The formal observation tool we used to observe people in this inspection was a 'Short Observational Framework for Inspection (SOFI). This involved us observing up to five people who use services for a period of up to an hour and recording their experiences at regular intervals. This included people's mood, and how they interacted with staff members, other people who use services, and the environment.

Through our formal and informal observation we saw that staff made efforts to include people in conversations. Staff also encouraged people to communicate with each other and provided some social activities on a group basis to enable this.

Throughout the observation staff were seen to treat people with respect and courtesy. The inspector also observed staff being very warm and patient with all people who use the service. Staff frequently used touch when communicating with people and this seemed to provide comfort to people.

Staff spoke clearly and at a steady pace with people.

They encouraged people to be active in their own care and activity. Staff asked if a person would like assistance before providing it.

People told us that overall they were happy living at the home and satisfied with the care and support they were receiving. People said:

'It's nice here.'

'The staff are very nice.'

'It's alright here.'

'They (staff) look after me really well.'

'It's lovely here.'

Relatives said that they were very satisfied with the support provided to their loved ones and were always made to feel welcome at the home when they visited. Individual comments included:

'Staff are smashing and so is the care.'

'It's a good place here. The care is good and I have no worries leaving my husband when I go home after visiting him.'

'I'm really pleased with the home.'

'We as a family have no complaints whatsoever about Alpine Lodge.'

Relatives and people praised the amount and frequency of social activities organised and available for people.

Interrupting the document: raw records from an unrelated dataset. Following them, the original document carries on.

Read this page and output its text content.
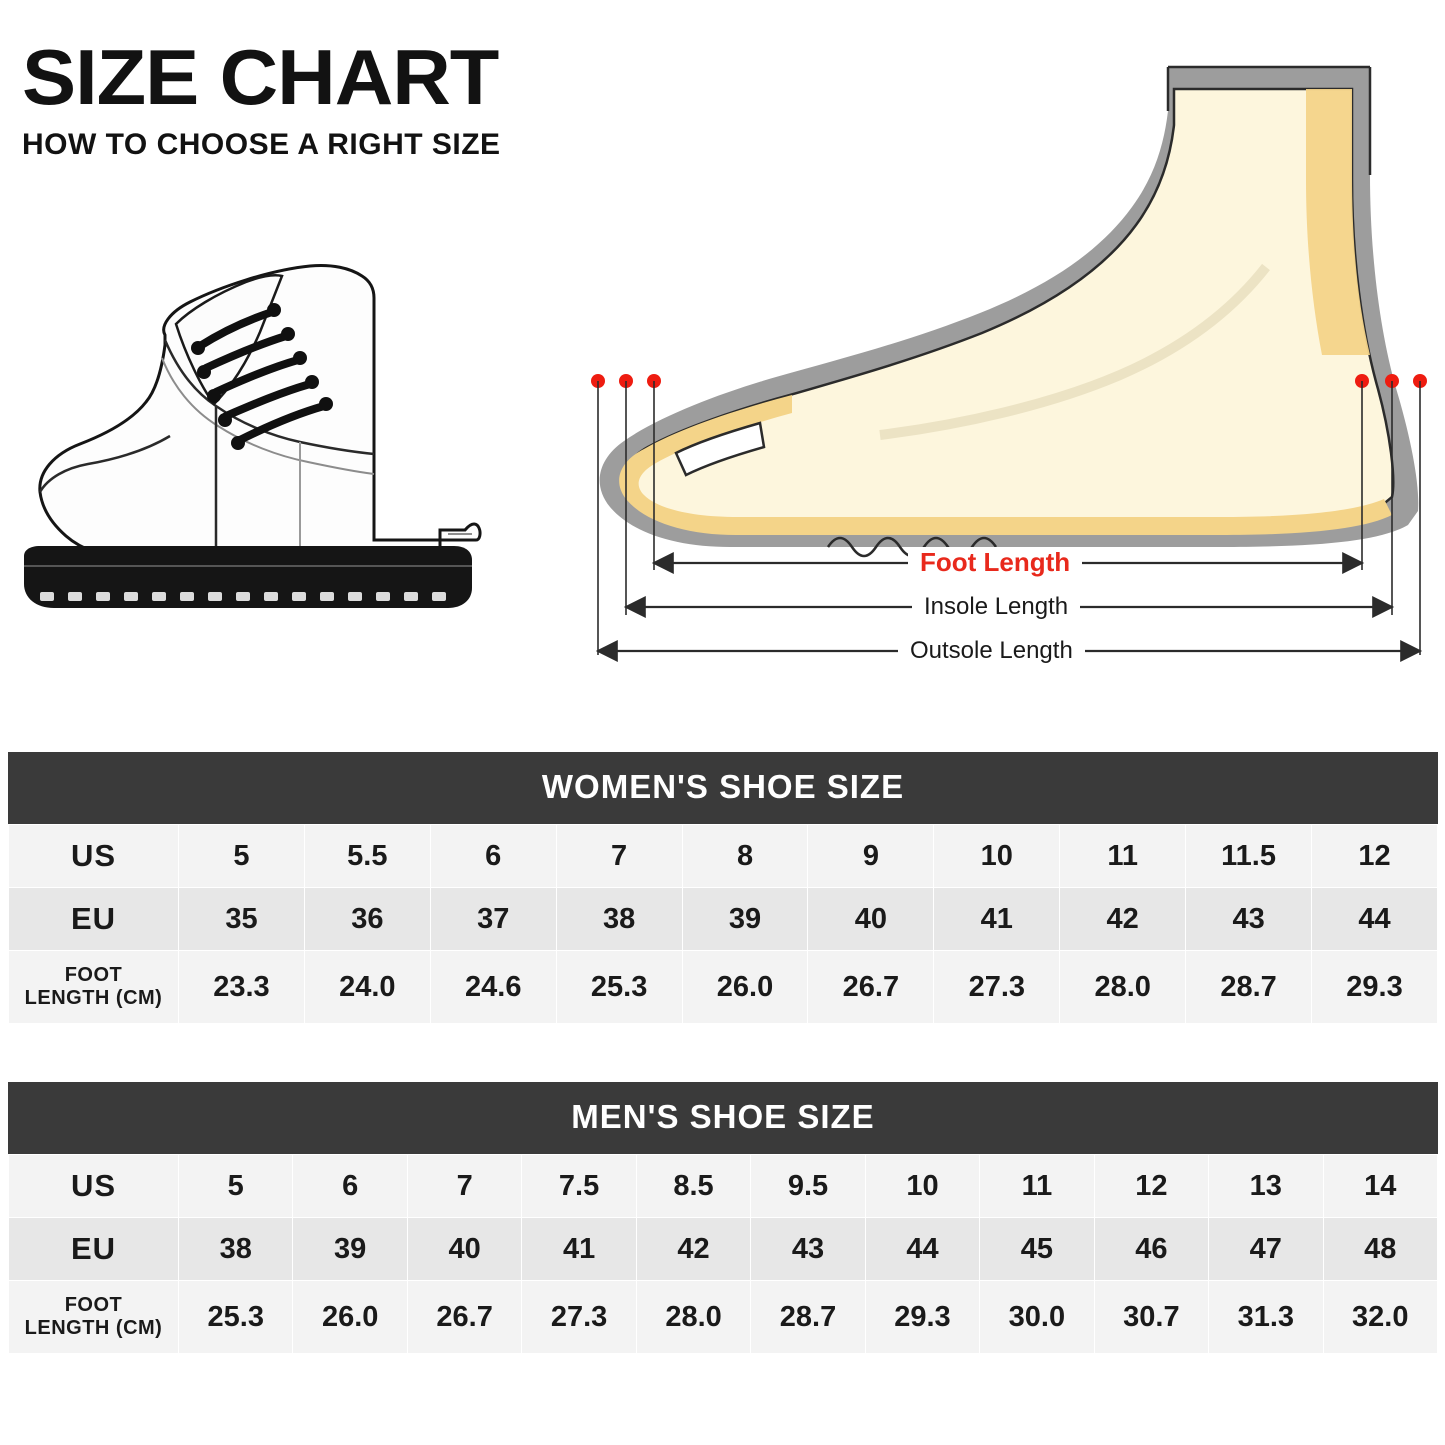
SIZE CHART
HOW TO CHOOSE A RIGHT SIZE
Foot Length
Insole Length
Outsole Length
WOMEN'S SHOE SIZE
US	5	5.5	6	7	8	9	10	11	11.5	12
EU	35	36	37	38	39	40	41	42	43	44

FOOT
LENGTH (CM)	23.3	24.0	24.6	25.3	26.0	26.7	27.3	28.0	28.7	29.3
MEN'S SHOE SIZE
US	5	6	7	7.5	8.5	9.5	10	11	12	13	14
EU	38	39	40	41	42	43	44	45	46	47	48

FOOT
LENGTH (CM)	25.3	26.0	26.7	27.3	28.0	28.7	29.3	30.0	30.7	31.3	32.0
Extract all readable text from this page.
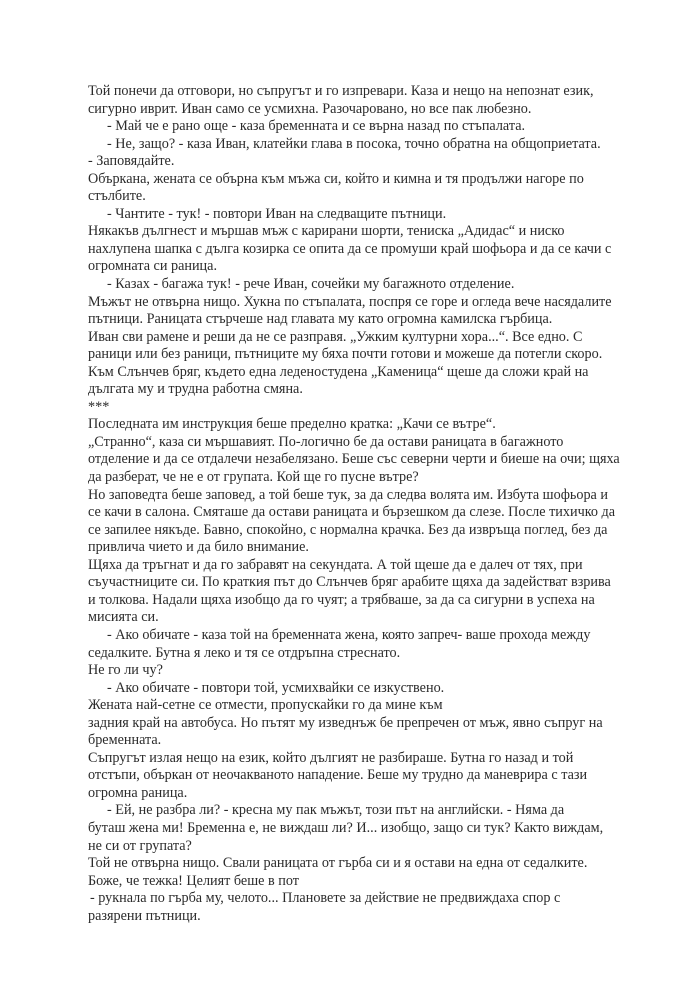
Той понечи да отговори, но съпругът и го изпревари. Каза и нещо на непознат език,
сигурно иврит. Иван само се усмихна. Разочаровано, но все пак любезно.
- Май че е рано още - каза бременната и се върна назад по стъпалата.
- Не, защо? - каза Иван, клатейки глава в посока, точно обратна на общоприетата.
- Заповядайте.
Объркана, жената се обърна към мъжа си, който и кимна и тя продължи нагоре по
стълбите.
- Чантите - тук! - повтори Иван на следващите пътници.
Някакъв дългнест и мършав мъж с карирани шорти, тениска „Адидас“ и ниско
нахлупена шапка с дълга козирка се опита да се промуши край шофьора и да се качи с
огромната си раница.
- Казах - багажа тук! - рече Иван, сочейки му багажното отделение.
Мъжът не отвърна нищо. Хукна по стъпалата, поспря се горе и огледа вече насядалите
пътници. Раницата стърчеше над главата му като огромна камилска гърбица.
Иван сви рамене и реши да не се разправя. „Ужким културни хора...“. Все едно. С
раници или без раници, пътниците му бяха почти готови и можеше да потегли скоро.
Към Слънчев бряг, където една леденостудена „Каменица“ щеше да сложи край на
дългата му и трудна работна смяна.
***
Последната им инструкция беше пределно кратка: „Качи се вътре“.
„Странно“, каза си мършавият. По-логично бе да остави раницата в багажното
отделение и да се отдалечи незабелязано. Беше със северни черти и биеше на очи; щяха
да разберат, че не е от групата. Кой ще го пусне вътре?
Но заповедта беше заповед, а той беше тук, за да следва волята им. Избута шофьора и
се качи в салона. Смяташе да остави раницата и бързешком да слезе. После тихичко да
се запилее някъде. Бавно, спокойно, с нормална крачка. Без да извръща поглед, без да
привлича чието и да било внимание.
Щяха да тръгнат и да го забравят на секундата. А той щеше да е далеч от тях, при
съучастниците си. По краткия път до Слънчев бряг арабите щяха да задействат взрива
и толкова. Надали щяха изобщо да го чуят; а трябваше, за да са сигурни в успеха на
мисията си.
- Ако обичате - каза той на бременната жена, която запреч- ваше прохода между
седалките. Бутна я леко и тя се отдръпна стреснато.
Не го ли чу?
- Ако обичате - повтори той, усмихвайки се изкуствено.
Жената най-сетне се отмести, пропускайки го да мине към
задния край на автобуса. Но пътят му изведнъж бе препречен от мъж, явно съпруг на
бременната.
Съпругът излая нещо на език, който дългият не разбираше. Бутна го назад и той
отстъпи, объркан от неочакваното нападение. Беше му трудно да маневрира с тази
огромна раница.
- Ей, не разбра ли? - кресна му пак мъжът, този път на английски. - Няма да
буташ жена ми! Бременна е, не виждаш ли? И... изобщо, защо си тук? Както виждам,
не си от групата?
Той не отвърна нищо. Свали раницата от гърба си и я остави на една от седалките.
Боже, че тежка! Целият беше в пот
- рукнала по гърба му, челото... Плановете за действие не предвиждаха спор с
разярени пътници.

One health care professional told us that they visited the home at least twice a week.They said they felt the standard of care delivered by staff was generally very good and they were happy with what they had seen and heard on visits to the home. They added that staff knew people very well and were fully aware of their health needs. They said they were asked to see people at the home appropriately and in a timely manner.

We found in the main that staff members through interaction and care treated people with respect, dignity and maintained their privacy.

Some concerns were raised over some staff's actions whislt providing care that did not uphold one person's privacy and dignity.